Children who have mothers or fathers in prison often grow up missing out on the vital relationship of an adult they can trust and respect, said Goodman. They need someone to emulate to learn "positive behavior and interaction with the environment," he said.
Joan White, HCAP's executive director, said Malama Pono has been trying to fill the void of imprisoned parents for about 80 children from Hauula to Kaneohe the past three years. More men are needed to mentor children ages 3 to 18 because more fathers are incarcerated than mothers, she said.
HCAP plans to service some 300 children during the next three years with $300,000 in recently renewed U.S. Department of Health and Human Services funds. An ongoing recruiting effort soon will expand services to Kahaluu and Waimanalo, she said.
Goodman said he has seen Billy, a second-grader at Heeia Elementary School, gain trust in him since they started meeting weekly in January.
"A lot of (these) kids have trouble trusting. Relationships are usually negative and have been terminated," he said. "One of the things I really wanted to address was his confidence. The kids are very hesitant about everything. They crave attention and physical contact but are very hesitant to grab or touch others" or even an object, like a basketball.

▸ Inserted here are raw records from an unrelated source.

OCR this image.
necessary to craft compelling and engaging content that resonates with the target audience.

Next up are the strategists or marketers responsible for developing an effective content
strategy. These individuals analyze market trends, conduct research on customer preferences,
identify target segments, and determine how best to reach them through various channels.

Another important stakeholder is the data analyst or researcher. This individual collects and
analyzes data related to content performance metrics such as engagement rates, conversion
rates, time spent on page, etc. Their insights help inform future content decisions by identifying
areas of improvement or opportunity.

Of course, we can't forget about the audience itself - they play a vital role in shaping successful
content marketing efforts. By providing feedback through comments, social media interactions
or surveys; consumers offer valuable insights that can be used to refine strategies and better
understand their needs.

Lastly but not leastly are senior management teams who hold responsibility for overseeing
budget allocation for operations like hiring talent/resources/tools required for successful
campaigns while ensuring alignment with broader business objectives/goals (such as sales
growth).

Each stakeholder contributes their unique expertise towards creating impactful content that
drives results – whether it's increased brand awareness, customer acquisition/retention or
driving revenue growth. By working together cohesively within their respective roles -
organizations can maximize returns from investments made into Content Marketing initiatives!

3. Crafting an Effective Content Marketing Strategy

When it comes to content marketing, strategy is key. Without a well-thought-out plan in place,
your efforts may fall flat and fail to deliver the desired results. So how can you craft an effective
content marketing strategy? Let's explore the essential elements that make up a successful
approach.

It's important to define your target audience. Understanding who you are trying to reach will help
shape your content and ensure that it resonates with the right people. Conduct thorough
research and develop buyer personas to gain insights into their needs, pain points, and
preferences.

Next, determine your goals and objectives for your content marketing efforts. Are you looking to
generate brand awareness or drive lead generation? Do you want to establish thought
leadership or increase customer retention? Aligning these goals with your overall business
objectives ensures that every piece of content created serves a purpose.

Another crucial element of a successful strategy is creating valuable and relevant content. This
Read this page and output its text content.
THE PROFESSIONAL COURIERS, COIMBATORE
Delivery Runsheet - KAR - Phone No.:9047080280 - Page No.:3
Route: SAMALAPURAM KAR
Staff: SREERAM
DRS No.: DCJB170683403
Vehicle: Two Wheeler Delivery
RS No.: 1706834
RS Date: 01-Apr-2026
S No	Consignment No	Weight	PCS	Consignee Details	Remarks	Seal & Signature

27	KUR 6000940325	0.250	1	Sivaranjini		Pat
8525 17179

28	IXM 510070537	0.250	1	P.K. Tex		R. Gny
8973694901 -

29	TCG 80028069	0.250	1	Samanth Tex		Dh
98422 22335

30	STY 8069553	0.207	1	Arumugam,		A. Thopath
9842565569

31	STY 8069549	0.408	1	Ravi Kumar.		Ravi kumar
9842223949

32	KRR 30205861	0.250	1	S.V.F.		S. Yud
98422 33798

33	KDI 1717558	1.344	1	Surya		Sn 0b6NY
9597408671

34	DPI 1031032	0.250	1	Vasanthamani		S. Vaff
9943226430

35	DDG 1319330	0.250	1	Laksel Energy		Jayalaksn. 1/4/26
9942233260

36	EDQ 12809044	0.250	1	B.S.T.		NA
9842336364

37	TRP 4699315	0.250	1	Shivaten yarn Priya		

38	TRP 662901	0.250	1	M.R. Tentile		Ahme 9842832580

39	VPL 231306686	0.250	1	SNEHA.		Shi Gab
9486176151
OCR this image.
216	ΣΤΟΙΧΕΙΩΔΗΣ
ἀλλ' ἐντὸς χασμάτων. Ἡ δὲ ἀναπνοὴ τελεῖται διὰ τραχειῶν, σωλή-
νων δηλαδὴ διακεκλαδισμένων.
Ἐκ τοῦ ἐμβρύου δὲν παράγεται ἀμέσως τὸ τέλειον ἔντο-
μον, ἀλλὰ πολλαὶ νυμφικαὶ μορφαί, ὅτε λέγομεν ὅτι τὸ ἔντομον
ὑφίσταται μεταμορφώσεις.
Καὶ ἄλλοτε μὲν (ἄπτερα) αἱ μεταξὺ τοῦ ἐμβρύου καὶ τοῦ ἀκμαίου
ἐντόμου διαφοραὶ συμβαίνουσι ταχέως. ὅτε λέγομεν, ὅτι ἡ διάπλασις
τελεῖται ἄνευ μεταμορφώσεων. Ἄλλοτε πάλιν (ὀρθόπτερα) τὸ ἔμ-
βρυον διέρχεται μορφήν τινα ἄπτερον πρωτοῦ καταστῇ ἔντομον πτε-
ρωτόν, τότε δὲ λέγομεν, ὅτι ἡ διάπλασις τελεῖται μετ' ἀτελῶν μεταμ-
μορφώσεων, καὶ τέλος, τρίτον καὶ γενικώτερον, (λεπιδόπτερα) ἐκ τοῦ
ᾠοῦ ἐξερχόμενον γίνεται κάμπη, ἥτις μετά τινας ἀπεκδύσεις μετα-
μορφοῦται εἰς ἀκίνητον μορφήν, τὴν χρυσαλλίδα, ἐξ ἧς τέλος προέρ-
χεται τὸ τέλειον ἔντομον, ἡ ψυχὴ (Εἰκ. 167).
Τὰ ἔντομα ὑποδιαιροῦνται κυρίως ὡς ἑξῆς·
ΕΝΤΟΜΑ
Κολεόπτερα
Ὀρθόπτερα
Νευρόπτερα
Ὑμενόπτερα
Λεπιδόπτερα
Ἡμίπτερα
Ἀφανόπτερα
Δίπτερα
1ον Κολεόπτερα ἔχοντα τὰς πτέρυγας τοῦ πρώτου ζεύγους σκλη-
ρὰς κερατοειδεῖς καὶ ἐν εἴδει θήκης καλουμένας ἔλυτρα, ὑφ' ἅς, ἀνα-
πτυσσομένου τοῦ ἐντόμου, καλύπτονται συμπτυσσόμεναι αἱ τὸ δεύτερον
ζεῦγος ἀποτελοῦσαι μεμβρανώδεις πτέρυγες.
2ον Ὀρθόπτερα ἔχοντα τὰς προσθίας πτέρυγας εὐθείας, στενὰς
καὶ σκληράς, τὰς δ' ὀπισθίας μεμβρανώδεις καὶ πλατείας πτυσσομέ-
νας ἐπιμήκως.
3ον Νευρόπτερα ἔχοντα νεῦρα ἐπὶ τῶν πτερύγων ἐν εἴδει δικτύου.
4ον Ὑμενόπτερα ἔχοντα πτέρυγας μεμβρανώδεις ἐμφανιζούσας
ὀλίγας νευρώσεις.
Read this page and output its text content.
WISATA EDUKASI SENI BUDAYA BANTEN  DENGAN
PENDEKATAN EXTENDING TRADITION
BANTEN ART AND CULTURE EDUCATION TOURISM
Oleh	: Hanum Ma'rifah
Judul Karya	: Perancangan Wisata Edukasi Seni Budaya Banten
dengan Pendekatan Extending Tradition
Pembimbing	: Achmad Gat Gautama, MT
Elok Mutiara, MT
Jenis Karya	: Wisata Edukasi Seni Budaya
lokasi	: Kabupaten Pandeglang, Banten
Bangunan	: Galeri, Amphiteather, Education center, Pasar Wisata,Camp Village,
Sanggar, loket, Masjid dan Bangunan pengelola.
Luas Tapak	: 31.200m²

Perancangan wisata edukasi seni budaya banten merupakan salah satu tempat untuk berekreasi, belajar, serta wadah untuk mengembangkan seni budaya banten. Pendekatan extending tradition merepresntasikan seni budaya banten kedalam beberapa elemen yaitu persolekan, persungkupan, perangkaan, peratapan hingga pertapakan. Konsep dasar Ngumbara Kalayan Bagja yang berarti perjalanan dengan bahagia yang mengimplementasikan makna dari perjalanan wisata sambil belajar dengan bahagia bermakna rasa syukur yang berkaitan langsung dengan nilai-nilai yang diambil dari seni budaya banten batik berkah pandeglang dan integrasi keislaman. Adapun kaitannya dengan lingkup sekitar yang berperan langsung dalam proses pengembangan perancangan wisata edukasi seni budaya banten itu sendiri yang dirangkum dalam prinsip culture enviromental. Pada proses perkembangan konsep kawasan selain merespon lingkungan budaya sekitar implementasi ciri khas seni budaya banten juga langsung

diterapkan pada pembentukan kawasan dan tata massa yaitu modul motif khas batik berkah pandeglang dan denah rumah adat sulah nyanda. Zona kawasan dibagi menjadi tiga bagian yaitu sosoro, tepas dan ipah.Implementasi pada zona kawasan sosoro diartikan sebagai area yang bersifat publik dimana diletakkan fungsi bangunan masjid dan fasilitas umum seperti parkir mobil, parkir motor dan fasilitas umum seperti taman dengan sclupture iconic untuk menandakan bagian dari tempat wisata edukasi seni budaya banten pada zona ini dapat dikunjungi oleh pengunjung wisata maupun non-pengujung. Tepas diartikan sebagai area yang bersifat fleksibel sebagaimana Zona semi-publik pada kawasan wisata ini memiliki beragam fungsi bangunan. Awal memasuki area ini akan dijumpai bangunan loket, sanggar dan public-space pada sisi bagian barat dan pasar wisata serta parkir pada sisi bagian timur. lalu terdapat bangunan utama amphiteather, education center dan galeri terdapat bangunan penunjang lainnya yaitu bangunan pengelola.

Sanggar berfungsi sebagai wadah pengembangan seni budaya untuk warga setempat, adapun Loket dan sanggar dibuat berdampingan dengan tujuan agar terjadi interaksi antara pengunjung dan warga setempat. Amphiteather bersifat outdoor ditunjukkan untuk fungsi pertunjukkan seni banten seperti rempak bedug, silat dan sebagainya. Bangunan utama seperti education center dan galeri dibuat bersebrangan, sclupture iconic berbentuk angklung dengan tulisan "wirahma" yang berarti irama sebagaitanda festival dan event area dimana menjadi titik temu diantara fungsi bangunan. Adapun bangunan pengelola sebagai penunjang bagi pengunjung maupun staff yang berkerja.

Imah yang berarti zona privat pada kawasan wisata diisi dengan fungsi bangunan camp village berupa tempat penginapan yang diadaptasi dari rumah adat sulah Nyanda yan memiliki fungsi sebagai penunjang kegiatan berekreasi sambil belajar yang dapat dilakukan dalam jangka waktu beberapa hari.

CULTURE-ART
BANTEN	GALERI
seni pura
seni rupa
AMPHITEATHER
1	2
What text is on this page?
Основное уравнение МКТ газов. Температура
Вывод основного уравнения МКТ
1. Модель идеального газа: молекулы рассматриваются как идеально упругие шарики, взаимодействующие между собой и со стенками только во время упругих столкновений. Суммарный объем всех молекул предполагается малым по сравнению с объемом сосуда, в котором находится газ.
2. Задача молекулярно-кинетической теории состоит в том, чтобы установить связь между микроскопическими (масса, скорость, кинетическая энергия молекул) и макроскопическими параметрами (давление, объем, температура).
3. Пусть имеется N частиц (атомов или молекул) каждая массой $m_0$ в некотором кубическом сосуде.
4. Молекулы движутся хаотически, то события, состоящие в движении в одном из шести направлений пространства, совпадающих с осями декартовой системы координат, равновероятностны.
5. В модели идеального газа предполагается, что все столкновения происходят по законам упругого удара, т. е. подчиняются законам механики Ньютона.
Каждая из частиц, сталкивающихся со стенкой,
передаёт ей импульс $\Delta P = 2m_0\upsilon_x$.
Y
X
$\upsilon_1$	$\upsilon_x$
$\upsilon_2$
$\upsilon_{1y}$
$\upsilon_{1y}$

Billy used to be tentative in kicking a soccer ball or putting someone in a wrestling hold, but he now "shows command of himself. He knows what he's capable of. He has less self-doubt," said Goodman, who often involves his two children in sports activities with Billy.
Billy, a shy boy with a radiant smile most of the time, said his favorite thing to do with "Uncle Doug" was to go swimming. With Goodman, the only adult male he interacts with regularly, Billy said he is now having more fun.
Goodman, who will soon complete his university degree to become a math teacher, said he can better relate to kids like Billy because his own father was incarcerated for almost two years.
His dad never graduated from high school and was into drugs: "We were at the bottom of the barrel ... but he straightened out, got a job and kept it," Goodman said. "By the time I was in the ninth grade, we had made our way up. Because of that, I know it can be done."
"I'm very honest and straightforward with him (Billy)," he said, and that includes talks about how the world works and what he is up against.
Kimo Young, a cook at the Kaneohe Marine Corps Base Officers Club, said he get blessings from mentoring a sixth-grader who once lived out of a car with his mother.
Among those blessings: "Him having a good time, smiling. He calls me 'Uncle' and looks forward to being together. I go to watch his football games. It's a very simple thing for me, being there for a boy in need. ... I love it," Young said.